South Carolina’s Medicaid program, Healthy Connections, is overseen by the Department of Health and Human Services and provides services for over 20% of the state’s residents. To qualify for Medicaid, those over age 65, blind or disabled must be a South Carolina resident and:
- Be a U.S. citizen or legal resident
- Have monthly income below $1,041 for an individual or $1,409 for a married couple
- Have assets of less than $7,730 as an individual or $11,600 as a married couple
Those who qualify receive a range of services including doctors visits, hospital care, laboratory tests, X-rays and prescription drugs. Supplemental Security Income recipients automatically qualify for full Medicaid benefits.
Medicaid-eligible seniors with a monthly income of up to $2,313 and $2,000 or less in assets per person qualify for long-term care in a nursing home. There are exceptions to these
financial limits for married applicants when only one spouse applies:
- Those whose two-person household income is above the combined $4,626 limit may still qualify because Medicaid allows up to $3,160.50 in monthly income to be transferred to their non-applicant spouse as a living allowance.
- Those who are over the basic countable asset limit even with allowed exemptions, such as a home, vehicle and personal effects, may qualify when $66,480 in joint assets are deducted, which is the amount allowed a non-applicant spouse.

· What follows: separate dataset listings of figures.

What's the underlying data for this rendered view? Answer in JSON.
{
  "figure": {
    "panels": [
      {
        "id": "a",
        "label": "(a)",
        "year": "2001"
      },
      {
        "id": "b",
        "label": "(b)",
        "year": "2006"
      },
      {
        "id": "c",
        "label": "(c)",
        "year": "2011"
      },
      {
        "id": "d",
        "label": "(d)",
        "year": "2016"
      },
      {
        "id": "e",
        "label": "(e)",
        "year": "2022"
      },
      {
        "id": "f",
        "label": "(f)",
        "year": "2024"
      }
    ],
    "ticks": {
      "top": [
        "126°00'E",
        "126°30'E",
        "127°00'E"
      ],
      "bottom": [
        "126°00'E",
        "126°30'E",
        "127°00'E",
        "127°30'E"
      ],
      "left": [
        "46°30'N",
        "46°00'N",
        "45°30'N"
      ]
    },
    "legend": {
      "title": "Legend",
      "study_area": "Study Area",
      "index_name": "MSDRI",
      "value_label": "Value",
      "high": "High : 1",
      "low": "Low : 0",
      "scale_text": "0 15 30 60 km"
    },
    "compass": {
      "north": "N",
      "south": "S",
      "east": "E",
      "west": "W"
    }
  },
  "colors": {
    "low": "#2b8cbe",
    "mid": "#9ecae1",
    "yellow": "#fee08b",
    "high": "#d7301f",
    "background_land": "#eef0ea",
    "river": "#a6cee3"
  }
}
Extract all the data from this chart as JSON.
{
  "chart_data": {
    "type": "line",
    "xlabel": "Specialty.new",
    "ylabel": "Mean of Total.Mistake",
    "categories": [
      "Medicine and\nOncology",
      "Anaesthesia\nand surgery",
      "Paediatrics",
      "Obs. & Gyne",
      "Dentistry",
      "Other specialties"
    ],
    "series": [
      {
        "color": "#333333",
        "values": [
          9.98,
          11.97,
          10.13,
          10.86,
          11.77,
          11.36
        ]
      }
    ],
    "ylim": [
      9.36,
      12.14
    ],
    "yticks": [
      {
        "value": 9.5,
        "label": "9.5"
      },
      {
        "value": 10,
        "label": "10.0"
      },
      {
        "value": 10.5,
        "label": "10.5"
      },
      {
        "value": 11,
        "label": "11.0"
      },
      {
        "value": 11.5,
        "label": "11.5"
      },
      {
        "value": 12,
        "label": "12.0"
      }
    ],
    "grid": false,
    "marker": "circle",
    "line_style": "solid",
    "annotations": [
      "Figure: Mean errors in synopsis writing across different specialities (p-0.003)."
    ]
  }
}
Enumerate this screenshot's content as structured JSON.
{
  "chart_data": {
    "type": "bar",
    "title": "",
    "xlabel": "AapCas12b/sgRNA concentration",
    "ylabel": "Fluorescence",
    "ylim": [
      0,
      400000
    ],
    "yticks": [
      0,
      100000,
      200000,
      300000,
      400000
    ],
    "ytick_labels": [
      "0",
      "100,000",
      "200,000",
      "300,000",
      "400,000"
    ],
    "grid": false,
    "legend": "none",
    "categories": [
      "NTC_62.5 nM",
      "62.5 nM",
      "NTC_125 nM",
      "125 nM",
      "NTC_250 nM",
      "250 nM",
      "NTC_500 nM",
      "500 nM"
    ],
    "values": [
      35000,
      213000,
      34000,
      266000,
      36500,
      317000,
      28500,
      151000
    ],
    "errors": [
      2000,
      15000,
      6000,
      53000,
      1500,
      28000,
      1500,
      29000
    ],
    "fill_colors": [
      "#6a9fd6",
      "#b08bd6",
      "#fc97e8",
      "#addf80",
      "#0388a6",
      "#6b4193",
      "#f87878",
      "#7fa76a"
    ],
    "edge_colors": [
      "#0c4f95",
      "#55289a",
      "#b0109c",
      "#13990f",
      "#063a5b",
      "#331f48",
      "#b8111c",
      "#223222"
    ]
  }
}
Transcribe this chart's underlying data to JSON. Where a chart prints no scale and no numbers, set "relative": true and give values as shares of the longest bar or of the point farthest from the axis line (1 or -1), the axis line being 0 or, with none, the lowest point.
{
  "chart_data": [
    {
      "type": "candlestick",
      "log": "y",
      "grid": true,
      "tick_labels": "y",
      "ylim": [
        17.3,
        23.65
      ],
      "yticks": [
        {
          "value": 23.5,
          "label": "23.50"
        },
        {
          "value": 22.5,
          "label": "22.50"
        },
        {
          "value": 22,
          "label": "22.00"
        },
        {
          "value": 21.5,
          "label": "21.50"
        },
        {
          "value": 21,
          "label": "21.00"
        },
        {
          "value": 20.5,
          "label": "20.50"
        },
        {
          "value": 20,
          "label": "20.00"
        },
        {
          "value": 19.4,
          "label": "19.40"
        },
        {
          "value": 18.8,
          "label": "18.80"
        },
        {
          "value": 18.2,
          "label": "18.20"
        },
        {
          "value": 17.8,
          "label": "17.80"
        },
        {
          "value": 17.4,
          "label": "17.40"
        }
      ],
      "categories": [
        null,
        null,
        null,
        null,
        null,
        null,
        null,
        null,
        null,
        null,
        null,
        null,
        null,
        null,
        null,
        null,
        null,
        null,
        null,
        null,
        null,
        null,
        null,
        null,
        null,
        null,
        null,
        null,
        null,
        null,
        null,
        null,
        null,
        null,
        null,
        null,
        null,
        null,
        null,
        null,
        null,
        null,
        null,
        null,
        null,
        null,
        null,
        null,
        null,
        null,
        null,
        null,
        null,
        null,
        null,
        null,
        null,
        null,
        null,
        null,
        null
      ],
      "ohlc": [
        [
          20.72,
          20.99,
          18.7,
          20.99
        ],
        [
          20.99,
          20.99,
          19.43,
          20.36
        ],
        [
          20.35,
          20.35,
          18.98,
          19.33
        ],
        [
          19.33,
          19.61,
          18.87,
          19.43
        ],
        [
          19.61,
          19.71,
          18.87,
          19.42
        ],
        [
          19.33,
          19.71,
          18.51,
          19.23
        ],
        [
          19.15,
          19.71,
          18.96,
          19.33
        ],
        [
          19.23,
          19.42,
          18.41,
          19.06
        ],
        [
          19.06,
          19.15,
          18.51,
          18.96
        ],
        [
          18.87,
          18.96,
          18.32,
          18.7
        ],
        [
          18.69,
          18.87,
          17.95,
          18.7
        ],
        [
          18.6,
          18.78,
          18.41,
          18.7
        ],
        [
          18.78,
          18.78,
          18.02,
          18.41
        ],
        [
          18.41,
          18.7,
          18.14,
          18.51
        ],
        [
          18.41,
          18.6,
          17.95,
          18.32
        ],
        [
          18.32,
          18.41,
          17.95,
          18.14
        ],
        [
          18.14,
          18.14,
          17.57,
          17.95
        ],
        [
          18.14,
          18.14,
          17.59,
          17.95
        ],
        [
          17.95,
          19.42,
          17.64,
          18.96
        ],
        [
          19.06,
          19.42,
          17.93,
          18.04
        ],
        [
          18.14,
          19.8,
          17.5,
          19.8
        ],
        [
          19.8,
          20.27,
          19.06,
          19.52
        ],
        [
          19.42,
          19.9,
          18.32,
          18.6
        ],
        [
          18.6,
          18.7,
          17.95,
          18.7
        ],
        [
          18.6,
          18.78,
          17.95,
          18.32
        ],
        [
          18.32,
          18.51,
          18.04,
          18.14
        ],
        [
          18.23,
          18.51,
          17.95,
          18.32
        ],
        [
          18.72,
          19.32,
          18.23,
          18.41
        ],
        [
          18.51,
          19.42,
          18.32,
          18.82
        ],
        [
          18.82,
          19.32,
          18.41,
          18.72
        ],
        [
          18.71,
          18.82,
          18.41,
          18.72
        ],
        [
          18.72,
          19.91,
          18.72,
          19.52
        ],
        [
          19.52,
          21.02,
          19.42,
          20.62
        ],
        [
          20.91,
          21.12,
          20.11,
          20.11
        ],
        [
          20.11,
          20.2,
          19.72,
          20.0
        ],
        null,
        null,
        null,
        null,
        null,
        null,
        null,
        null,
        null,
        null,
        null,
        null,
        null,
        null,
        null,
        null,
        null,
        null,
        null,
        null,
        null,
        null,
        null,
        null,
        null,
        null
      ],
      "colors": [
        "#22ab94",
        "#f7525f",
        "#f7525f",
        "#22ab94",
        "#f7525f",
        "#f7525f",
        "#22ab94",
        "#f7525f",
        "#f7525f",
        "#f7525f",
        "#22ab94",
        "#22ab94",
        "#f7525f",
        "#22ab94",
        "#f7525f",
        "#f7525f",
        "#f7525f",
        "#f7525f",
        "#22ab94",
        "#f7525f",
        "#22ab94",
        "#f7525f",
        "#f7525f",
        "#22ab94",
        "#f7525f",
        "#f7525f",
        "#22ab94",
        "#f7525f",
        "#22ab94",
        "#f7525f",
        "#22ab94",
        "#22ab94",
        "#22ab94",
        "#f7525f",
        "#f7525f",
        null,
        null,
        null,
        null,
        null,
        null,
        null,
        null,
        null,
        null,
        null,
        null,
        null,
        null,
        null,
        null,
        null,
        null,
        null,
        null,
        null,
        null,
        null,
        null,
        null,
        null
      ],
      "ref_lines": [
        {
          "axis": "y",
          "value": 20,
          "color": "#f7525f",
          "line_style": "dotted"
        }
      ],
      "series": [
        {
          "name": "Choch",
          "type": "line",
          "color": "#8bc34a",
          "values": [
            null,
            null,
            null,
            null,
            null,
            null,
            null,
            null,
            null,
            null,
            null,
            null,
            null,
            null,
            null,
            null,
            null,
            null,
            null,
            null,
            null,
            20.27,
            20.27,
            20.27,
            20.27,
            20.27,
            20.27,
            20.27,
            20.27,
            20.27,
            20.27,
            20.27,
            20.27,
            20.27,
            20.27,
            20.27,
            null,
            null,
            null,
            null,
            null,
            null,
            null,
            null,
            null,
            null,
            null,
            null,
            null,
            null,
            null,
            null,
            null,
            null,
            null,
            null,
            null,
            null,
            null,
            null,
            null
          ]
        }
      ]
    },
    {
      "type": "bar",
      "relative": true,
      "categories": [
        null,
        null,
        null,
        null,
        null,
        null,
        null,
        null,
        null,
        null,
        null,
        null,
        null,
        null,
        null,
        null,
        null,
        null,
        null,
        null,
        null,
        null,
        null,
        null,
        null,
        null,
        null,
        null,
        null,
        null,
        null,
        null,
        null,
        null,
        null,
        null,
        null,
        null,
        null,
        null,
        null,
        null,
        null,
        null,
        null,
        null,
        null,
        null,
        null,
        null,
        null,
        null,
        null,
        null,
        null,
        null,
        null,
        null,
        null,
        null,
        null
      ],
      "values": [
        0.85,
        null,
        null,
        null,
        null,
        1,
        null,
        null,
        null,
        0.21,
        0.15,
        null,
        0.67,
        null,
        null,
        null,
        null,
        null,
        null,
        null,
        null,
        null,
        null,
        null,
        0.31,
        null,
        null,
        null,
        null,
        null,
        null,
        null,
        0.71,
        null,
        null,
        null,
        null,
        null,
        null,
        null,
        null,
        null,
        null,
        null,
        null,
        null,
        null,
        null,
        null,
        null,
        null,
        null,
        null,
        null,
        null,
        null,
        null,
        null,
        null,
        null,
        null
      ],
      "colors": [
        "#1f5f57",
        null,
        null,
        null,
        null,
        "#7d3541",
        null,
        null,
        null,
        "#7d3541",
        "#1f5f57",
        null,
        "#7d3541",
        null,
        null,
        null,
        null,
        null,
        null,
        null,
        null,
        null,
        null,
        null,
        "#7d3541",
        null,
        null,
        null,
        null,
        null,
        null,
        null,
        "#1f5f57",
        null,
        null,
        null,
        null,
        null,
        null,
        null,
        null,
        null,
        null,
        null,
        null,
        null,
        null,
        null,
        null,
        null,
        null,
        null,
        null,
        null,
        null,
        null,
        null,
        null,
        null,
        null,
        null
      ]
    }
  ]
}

Community Choices Long-Term Care Waiver South Carolina’s Medicaid plan doesn’t pay for assisted living as it does nursing home care. It does offer a
Community Choices waiver program that may benefit those who want to move to an assisted living facility. The goal of the waiver is to lower long-term care costs by keeping seniors in the community and reducing nursing home placements. Medicaid-eligible individuals who qualify for nursing home care must be assessed to ensure they can live safely in a community setting with the provided waiver services. Room-and-board costs aren’t covered, but the program pays for other services such as:
- Case management
- Attendant or companion services
- Personal care and help with activities of daily living
- Incontinence supplies
- Necessary durable medical equipment
- Health checks including blood pressure and blood glucose levels
- Intermittent skilled nursing services
- Transportation
- Nutritional supplements
This long-term care waiver isn’t an entitlement, and SCDHHS limits statewide enrollment numbers, so those who qualify may have to wait for a slot to become available.